Here's how to find time to meditate today.
Think how different a 20-minute ride on a crowded train, waiting for a bus or walking a mile to work could be if you directed positive thoughts toward the commuters around you rather than silently cussing at the slow walkers, the guy who keeps bumping into you or the messenger who just cut you off on her bike.
Buddhist monk and author Pema Chodron encourages us to put goodwill out to the world while we are otherwise going about our business. In "No Time to Lose," she writes:
"The next time you go out in the world, you might try this practice: directing your attention to people—in their cars, on the sidewalk, talking on their cell phones—just wish for them all to be happy and well. Without knowing anything about them, they can become very real, by regarding each of them personally and rejoicing in the comforts and pleasures that come their way. Each of us has this soft spot: a capacity for love and tenderness. But if we don’t encourage it, we can get pretty stubborn about remaining sour."

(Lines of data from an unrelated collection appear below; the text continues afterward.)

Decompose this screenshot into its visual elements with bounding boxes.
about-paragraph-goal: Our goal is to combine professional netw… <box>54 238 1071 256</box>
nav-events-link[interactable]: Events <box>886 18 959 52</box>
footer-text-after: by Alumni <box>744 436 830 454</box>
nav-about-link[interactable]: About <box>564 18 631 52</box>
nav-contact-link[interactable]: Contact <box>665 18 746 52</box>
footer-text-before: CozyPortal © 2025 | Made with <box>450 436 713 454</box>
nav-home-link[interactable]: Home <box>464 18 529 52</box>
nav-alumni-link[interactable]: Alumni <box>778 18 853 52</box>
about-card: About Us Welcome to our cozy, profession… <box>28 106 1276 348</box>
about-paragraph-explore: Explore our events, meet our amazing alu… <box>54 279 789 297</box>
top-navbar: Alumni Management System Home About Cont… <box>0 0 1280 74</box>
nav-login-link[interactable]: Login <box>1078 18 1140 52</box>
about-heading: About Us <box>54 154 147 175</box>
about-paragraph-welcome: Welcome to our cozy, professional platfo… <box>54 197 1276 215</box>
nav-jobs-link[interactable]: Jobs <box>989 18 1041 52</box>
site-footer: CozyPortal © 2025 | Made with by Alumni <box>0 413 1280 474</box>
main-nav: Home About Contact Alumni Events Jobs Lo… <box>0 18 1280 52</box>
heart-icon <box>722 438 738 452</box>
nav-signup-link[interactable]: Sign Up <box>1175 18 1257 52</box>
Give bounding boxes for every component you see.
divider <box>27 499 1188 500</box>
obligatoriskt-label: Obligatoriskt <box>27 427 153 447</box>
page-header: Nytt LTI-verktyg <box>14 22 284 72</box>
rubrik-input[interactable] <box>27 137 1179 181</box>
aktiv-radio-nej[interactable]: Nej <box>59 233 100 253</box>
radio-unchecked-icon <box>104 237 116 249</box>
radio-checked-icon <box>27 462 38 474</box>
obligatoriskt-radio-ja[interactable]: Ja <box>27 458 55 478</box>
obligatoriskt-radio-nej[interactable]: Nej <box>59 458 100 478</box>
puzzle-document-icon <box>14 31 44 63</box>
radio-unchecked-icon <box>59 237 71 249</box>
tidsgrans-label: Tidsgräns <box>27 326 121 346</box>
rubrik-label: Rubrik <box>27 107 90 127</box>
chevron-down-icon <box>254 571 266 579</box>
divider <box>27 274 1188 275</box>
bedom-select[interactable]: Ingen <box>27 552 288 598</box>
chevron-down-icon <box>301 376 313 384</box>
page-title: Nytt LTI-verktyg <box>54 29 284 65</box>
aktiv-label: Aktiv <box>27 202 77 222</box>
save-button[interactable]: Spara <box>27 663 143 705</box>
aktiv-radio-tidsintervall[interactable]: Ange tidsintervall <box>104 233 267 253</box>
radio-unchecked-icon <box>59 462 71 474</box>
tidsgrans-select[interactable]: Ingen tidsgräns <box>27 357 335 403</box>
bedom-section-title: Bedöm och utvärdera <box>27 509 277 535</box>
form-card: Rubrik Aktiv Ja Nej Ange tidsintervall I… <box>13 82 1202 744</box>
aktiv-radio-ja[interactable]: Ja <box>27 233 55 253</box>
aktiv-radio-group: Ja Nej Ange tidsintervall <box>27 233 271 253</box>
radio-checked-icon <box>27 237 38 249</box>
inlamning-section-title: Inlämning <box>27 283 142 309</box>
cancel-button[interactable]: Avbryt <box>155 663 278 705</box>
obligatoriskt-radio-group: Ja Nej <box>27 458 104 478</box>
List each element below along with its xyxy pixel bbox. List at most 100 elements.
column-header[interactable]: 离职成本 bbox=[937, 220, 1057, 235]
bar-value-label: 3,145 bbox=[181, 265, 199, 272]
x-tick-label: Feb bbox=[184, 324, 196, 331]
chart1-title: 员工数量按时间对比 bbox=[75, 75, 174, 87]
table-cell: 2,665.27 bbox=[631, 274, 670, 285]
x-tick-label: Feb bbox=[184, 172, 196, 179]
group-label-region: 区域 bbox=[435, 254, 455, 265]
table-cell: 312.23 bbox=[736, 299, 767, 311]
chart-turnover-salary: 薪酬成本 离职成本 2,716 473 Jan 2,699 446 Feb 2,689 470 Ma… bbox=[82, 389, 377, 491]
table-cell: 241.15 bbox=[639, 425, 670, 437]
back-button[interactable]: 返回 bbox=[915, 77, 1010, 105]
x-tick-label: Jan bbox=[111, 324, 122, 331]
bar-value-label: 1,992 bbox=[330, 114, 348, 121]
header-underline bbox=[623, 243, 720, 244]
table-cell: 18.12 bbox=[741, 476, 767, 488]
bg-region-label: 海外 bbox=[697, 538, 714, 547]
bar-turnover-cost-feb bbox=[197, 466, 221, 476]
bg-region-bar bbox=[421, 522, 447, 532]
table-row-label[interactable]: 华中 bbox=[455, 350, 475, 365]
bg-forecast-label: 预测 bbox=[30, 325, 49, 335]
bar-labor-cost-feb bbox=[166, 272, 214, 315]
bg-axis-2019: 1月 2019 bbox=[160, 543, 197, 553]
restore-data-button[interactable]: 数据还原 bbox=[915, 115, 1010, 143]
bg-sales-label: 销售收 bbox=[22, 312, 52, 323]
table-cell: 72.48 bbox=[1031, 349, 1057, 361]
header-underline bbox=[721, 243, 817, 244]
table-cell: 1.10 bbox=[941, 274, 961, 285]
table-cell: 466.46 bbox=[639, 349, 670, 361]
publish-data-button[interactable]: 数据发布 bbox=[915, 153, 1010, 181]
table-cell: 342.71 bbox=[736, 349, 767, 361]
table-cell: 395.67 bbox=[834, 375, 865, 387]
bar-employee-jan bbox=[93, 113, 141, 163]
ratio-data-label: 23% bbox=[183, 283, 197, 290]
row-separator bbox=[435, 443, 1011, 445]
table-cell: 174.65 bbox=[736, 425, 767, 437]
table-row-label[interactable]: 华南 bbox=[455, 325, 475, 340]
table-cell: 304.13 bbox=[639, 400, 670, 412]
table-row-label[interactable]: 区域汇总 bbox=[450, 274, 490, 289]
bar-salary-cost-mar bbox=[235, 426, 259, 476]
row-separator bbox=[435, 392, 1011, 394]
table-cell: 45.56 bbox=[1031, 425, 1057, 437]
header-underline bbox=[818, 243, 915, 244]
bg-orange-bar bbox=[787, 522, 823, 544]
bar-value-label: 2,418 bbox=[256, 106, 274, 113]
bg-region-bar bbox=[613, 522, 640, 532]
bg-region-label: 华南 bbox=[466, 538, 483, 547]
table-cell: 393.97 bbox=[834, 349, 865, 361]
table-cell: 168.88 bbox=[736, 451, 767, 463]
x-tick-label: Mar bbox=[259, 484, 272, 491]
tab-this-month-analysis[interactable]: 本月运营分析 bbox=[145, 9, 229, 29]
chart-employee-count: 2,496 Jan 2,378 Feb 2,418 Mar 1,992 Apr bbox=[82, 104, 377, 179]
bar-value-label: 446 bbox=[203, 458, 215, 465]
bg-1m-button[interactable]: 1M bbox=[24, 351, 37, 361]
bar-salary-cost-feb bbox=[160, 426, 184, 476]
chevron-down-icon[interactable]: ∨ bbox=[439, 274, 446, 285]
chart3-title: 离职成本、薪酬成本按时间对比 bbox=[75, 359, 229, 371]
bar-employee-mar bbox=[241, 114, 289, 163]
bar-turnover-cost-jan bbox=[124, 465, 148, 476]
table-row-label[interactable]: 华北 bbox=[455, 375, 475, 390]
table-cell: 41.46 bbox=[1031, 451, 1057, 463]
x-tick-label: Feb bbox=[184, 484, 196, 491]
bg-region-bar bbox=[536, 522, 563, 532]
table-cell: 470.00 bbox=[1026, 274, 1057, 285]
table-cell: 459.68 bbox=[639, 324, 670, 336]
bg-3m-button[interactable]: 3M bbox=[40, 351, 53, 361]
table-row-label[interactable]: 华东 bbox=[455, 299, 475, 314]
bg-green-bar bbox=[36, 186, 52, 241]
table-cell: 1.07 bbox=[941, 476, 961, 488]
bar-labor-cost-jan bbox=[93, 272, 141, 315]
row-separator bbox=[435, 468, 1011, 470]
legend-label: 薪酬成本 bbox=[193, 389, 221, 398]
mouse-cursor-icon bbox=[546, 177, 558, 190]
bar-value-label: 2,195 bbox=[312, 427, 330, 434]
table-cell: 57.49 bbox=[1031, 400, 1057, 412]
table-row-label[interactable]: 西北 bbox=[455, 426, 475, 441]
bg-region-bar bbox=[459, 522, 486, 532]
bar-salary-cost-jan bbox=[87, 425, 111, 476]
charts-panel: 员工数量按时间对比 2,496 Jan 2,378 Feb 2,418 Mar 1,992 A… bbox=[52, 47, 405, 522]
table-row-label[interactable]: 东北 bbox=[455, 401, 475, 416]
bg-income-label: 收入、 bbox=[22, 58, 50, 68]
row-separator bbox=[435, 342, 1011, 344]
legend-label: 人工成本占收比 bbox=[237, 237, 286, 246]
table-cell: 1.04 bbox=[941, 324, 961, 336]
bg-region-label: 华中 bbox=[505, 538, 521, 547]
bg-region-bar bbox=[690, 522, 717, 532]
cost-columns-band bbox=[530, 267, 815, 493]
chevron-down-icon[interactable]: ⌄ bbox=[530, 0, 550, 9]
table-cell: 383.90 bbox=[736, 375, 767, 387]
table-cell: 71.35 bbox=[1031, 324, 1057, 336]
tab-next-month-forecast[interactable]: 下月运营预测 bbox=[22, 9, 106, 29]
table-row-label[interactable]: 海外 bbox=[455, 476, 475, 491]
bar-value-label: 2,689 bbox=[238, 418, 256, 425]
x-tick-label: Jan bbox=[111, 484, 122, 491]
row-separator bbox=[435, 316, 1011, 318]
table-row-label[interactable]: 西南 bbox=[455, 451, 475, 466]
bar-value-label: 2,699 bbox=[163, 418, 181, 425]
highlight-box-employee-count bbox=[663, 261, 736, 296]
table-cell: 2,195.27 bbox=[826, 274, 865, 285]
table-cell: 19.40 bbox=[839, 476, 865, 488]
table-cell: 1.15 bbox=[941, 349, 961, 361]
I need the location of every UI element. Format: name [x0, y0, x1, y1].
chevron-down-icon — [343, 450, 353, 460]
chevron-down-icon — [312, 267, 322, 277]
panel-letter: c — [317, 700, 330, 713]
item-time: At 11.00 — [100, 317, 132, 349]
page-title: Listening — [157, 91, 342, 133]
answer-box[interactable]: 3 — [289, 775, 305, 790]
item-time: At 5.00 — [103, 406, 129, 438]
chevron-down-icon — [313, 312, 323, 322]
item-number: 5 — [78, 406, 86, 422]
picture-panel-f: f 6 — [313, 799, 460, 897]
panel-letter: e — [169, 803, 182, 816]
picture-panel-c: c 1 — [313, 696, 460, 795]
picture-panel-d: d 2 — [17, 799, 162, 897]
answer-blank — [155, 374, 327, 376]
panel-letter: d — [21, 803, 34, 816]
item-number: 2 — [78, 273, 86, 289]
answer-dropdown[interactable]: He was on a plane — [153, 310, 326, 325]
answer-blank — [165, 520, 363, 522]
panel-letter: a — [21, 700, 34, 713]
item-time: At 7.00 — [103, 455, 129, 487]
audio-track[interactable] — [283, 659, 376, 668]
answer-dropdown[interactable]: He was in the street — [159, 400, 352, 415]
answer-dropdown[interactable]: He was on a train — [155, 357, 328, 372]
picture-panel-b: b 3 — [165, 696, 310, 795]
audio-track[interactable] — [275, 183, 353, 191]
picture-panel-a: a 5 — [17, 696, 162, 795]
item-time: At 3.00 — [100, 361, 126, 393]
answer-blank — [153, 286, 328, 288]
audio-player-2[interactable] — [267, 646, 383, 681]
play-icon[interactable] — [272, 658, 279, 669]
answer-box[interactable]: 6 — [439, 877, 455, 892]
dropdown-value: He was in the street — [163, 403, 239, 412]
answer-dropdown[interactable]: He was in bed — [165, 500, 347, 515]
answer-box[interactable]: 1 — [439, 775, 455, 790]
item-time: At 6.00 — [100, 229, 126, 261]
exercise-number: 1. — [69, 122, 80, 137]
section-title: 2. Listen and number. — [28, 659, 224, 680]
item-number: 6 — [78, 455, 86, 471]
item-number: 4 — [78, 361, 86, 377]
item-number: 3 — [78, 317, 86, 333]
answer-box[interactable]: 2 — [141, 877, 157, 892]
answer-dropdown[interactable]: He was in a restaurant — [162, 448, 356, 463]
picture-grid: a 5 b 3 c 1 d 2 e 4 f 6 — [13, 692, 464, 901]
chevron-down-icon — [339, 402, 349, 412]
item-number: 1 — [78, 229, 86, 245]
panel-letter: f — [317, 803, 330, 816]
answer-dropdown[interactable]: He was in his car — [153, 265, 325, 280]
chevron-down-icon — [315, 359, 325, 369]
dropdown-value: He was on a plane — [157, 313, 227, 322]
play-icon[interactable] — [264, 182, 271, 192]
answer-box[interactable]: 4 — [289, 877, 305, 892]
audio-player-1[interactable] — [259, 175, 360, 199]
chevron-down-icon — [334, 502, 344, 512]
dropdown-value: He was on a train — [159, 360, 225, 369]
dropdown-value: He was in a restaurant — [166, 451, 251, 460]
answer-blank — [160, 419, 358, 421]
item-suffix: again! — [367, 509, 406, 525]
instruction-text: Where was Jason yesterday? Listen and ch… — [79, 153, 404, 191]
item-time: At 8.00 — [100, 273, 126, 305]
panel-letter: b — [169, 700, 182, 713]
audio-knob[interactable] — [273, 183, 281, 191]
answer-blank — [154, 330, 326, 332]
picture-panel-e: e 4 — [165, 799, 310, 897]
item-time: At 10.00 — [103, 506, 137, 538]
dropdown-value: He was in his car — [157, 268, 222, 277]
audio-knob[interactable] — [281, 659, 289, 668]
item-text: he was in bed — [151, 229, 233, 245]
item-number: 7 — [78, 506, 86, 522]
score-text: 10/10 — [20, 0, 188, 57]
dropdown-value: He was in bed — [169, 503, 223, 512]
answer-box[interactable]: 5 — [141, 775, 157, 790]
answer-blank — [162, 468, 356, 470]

Choose one day a week or one leg of your daily commute to wish goodness for the people you pass. Plug in any affirmations, podcasts or music that will put you in the frame of mind. Worried a sour mood or lack of caffeine will keep you from following through? Remember that wishing goodwill could put you in a better state of mind, and that you don't need to already be there to start.
Every time an emergency vehicle passes you by, take a moment to send healing thoughts to the people in need of help, for peace to their families as they stand by in support, to wish safety for the drivers and to ask guidance for the paramedics, doctors and others who will tend to those who are ailing. If you are not the praying kind, center on an image of protection -- a soft yellow light, a warm blanket, an armor -- or direct your meditation toward an embracing universe rather than a higher power. Extend this meditation as you drive by hospitals, walk past firehouses or see someone pulled over by the police as a nod of gratitude for those who work to keep us safe.
Before social networks, we communicated births, deaths, illnesses and concerns through prayer pages in church bulletins, announcements over the intercom and telephone trees. Today, we see that news every time we refresh Facebook or Twitter. Breathe in and then release the emotion of these updates, sending thoughts of love out as you exhale. Be mindful if you are feeling overwhelmed, and rather than take on the feelings of the friend who has updated, let your anxieties flutter out with your breath. If responding with a momentary meditation adds up to too much for you over the course of the day, reserve one round of inhales and exhales as you log on or log off.
Choose an evening ritual, like putting cream on your face before bed, and turn it into a moment to center yourself. Choose a product or light a candle with a calming scent such as lavender or rose. As you put on your moisturizer, pull your fingertips across your forehead, focusing on gratitude for a wise mind. Gently circle your eyes, with gratitude for eyes that look on with kindness. Cover your cheeks, with thanks for moments of laughter and bliss. Add in your own variations -- work lotion into your hardworking hands, run a brush through hair that shines because of plentiful and nutritious food, circle a belly full of stretch marks in gratitude for the babies you've born.
Many of us tap away at our keyboards inside cubicles all day, making it uncomfortable to stretch out in downward dog or impossible to head outside for more than a few minutes at lunch time. Find your way around restricted space and time by closing your laptop, doing a few body-adjusting neck stretches and wrist rotations, and then closing your eyes and gently rubbing your temples, scalp, palms of your hands and fingertips. Focus on the blood flowing to these overworked parts of your body. If it is a noisy environment, take note of the sound of the phone and the bells as computers reboot, then return to quieting your mind. Try this for two minutes and if you are able, work your way to more times or more little breaks throughout the day.
How have you found time to make your mind still, even when your body and schedule are moving at a fast pace?